We’ve recently been watching first series Victoria on the ABC, which has finally shown it eighteen months after its first release in the UK.
In one of the early episodes Victoria has her hair done in an elaborate style with looped plaits over her ears.
Afterwards, J asked me if I knew of any photographs showing her using that style, and I pointed out that 1840 or thereabouts is just too early for photographs, but that there are portraits and also she was depicted using that hairstyle on Indian Rupees
and some English silver coins
note that the portraits are slightly different – the hairstyle is not the same nor is the dress, and the profile is a little different, which is not that surprising as the Indian rupee dates from the early 1860’s after the administration of India had been taken over by the British government after the events of 1857, but before Disraeli created Victoria Empress of India.
So, hairstyle problem solved, J had a second question. She remembered that before decimalisation getting worn Queen Victoria pennies in her change, and that they seemed to show her hair in a bun, or else when she was very old and veiled.
Well, the old and veiled head is one I remember getting in change in predecimal days half a world away in Scotland as well
though they were usually very worn. I don’t remember Queen Victoria pennies with her hair in a bun, but I did remember writing about the early 1840’s East India company rupees and how some of the dies had given an indefinably Indian cast to her features, so I showed J the post, only for her to say that it’s not quite how she remembered them.
Easiest way seemed to be to buy an old Queen Victoria penny from ebay. I picked one that had a head like the rupee coins
and dating from the 1850’s. The coin, when it arrived was heavier and thicker than the predecimal pennies we both remembered, and not the correct head. What had happened is that the old heavy pennies had been withdrawn in 1860 to be replaced with the (relatively) lighter ones we both remembered.
Back to ebay to buy a post 1860 penny, and hey presto, the correct head
showing her with a more distinct bun and a ribbon hanging down
as can be seen in this more detailed view which also shows her as looking older and more jowly than in the early heavier coins.
The only other question is why there were still Queen Victoria pennies circulating in 1960’s Australia, when Australia had had a separate coinage since 1910.
The answer probably goes back to 1825 when the British government decreed that the same coinage should be used everywhere in the Empire. That of course never happened, India and territories governed from India such as the Gulf states stuck to the Rupee, the Straits Settlements, which later became Malaysia and Singapore, preferred the silver dollar beloved by Chinese merchants and traders, as did Hong Kong.
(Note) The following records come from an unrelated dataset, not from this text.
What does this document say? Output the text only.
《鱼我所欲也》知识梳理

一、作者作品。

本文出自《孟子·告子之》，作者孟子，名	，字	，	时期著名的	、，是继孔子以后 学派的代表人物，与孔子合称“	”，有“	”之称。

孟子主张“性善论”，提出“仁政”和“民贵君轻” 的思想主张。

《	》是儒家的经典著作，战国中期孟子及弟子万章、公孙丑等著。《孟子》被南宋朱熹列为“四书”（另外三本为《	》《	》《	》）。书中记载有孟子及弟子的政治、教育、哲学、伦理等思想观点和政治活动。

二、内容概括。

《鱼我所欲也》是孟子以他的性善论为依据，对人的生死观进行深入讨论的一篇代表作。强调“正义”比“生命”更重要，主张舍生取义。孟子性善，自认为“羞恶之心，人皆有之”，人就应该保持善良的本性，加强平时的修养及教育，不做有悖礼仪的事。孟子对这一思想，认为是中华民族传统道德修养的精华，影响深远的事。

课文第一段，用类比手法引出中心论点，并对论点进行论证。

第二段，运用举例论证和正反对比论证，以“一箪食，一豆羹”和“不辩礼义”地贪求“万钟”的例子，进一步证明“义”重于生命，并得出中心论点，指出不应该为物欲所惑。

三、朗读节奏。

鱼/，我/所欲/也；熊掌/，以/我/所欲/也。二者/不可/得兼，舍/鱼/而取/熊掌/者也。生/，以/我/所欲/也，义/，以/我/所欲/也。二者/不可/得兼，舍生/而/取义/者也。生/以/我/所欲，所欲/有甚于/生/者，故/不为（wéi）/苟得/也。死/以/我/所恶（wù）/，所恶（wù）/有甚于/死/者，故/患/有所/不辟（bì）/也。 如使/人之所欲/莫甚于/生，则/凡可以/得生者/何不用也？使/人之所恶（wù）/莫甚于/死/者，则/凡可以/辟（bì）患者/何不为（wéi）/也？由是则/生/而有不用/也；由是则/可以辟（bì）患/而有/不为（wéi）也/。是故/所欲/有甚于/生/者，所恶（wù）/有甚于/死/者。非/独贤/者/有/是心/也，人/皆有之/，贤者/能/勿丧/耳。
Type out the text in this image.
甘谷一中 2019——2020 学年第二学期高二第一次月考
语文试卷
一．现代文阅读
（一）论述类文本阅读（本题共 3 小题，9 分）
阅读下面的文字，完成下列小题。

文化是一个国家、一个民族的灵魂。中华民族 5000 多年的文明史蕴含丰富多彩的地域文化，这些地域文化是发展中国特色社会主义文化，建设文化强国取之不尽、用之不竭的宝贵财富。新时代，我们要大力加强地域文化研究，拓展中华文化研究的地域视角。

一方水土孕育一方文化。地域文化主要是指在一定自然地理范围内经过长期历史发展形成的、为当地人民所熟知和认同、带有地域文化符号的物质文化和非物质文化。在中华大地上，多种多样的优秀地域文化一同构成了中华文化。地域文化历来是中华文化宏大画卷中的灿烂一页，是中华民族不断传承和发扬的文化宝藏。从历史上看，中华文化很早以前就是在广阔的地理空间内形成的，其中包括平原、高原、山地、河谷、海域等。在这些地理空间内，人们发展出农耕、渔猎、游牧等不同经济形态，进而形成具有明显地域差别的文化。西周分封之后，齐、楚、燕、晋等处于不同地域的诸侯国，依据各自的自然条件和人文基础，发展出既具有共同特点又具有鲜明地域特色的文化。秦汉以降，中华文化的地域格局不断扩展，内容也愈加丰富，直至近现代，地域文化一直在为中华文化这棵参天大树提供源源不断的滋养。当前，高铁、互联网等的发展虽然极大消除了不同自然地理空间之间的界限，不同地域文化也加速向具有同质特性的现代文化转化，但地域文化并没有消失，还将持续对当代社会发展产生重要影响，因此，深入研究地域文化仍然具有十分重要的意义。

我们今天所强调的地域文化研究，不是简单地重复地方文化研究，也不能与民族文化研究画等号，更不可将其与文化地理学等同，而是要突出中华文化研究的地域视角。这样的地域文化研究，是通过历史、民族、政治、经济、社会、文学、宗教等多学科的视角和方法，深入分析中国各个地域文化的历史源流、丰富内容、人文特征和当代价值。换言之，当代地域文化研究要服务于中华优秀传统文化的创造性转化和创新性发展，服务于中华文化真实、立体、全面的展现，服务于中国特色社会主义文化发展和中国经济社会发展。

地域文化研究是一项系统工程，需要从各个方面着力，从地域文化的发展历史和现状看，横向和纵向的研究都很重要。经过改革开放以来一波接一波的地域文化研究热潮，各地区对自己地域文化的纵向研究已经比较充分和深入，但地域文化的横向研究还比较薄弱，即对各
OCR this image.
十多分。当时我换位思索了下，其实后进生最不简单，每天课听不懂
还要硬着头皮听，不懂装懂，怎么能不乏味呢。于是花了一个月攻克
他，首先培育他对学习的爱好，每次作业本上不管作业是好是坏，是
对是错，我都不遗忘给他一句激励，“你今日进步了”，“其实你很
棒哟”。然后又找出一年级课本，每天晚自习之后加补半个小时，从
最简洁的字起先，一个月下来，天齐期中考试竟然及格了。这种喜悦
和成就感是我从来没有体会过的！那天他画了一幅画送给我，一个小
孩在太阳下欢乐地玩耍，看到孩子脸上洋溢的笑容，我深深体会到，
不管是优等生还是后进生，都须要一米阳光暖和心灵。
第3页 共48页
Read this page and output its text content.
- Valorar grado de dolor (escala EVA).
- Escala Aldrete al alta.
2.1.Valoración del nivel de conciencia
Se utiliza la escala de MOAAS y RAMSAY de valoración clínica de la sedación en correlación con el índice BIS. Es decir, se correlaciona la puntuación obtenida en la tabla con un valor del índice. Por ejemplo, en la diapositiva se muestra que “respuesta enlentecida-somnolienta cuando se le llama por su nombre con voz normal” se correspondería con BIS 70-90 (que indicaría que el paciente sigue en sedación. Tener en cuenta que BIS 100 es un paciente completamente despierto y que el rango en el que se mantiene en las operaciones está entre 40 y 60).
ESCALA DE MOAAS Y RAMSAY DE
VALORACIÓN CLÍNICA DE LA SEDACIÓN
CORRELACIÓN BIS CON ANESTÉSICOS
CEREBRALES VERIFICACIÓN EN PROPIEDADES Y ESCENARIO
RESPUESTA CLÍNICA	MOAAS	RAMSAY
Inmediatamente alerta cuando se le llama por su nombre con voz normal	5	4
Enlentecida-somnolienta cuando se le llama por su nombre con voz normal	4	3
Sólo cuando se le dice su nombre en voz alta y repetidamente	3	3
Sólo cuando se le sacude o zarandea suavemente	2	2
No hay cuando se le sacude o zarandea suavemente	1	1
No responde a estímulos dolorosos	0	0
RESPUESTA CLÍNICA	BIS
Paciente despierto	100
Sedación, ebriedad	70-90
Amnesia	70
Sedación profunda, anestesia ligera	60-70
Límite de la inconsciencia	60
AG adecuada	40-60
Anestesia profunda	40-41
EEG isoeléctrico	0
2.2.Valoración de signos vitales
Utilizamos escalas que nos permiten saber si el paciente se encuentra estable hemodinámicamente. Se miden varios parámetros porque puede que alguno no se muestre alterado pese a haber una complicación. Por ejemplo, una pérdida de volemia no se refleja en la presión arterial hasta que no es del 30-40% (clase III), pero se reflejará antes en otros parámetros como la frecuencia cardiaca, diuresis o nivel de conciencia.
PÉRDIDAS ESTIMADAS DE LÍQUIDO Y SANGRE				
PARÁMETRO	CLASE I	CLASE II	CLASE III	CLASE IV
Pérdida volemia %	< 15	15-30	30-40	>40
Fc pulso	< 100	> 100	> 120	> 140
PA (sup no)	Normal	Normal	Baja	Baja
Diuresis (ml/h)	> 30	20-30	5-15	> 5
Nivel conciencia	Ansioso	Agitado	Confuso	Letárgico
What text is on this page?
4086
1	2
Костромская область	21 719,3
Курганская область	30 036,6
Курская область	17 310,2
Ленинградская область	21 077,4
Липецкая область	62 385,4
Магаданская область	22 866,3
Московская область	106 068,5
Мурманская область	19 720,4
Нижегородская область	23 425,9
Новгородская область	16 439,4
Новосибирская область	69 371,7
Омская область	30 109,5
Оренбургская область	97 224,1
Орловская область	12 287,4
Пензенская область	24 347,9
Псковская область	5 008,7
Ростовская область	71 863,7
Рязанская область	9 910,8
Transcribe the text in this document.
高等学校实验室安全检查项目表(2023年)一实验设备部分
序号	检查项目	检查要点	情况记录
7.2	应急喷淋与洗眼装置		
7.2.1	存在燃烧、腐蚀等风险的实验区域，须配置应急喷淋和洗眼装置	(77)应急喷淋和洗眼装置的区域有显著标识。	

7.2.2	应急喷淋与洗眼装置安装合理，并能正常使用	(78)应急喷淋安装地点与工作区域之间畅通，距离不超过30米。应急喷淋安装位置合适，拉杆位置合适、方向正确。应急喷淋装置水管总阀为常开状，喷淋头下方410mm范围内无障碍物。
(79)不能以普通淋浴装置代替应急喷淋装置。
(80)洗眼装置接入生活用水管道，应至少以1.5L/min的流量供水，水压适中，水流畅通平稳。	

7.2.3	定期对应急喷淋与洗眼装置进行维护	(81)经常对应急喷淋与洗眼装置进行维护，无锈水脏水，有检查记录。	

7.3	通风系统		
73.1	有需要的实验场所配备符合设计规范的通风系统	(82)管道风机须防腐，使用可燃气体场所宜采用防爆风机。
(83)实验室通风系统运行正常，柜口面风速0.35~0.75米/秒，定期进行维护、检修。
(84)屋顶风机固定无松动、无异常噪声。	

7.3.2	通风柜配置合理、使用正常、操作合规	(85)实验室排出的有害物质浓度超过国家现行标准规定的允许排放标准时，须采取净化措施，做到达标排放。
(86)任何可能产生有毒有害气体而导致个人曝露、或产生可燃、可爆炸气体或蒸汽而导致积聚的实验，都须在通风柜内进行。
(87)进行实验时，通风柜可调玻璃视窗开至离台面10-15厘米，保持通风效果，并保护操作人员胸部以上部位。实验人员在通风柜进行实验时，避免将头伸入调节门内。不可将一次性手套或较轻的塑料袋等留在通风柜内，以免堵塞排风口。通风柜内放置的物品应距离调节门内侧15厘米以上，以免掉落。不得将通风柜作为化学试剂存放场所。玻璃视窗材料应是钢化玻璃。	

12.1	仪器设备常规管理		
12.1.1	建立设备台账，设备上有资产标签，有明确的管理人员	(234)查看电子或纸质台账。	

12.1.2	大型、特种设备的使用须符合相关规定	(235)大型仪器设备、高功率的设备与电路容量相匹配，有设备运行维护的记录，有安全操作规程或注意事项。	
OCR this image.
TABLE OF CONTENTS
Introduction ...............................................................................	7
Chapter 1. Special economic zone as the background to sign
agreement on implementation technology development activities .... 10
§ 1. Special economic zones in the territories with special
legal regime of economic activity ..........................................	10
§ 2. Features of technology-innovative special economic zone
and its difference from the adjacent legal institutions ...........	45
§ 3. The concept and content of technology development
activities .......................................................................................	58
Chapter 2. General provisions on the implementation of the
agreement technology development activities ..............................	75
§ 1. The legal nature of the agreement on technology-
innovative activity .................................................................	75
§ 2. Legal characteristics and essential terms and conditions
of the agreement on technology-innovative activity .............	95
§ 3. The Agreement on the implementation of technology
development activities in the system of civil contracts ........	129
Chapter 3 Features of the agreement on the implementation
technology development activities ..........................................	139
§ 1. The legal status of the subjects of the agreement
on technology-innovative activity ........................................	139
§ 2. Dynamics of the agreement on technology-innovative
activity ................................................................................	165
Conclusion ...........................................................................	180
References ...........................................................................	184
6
Canada pragmatically chose the dollar because of its proximity to the United States, but Australia, New Zealand, the Caribbean possessions, Cape Colony (later South Africa), and a few other places ended up with the British Lsd system, and a common interchangeable coinage. Oddities, such as Jersey and Guernsey, who had established local currencies continued to issue their own coins well into the nineteenth century.
The other great oddity was Gibraltar which used a currency tied to Spain’s currency until 1898 when the Spanish peseta crashed in the wake of the Spanish American war leading to a swift adoption of the British system.
As the various Dominions went their own way in the early 1900’s they began to issue their own coins – New Zealand not doing this until 1933 – and the older British high value coins were replaced with local issues.
However it wasn’t worth the expense of replacing all the old lower value coins, so the old British pennies continued to circulate, even though they weren’t strictly legal tender, much in the same way as Australian and New Zealand 10 and 20c coins, which were the same size and weight (and based on the old British shilling and two shilling coins) used to circulate side by side in a completely unofficial arrangement until New Zealand reissued its coinage with newer lighter coins a few years ago.
You also used to see the same unofficial co-circulation in Ireland until the Irish pound separated from the pound sterling, and the same sort of thing continues in Gibraltar and the Channel Islands where local coins circulate alongside British coins.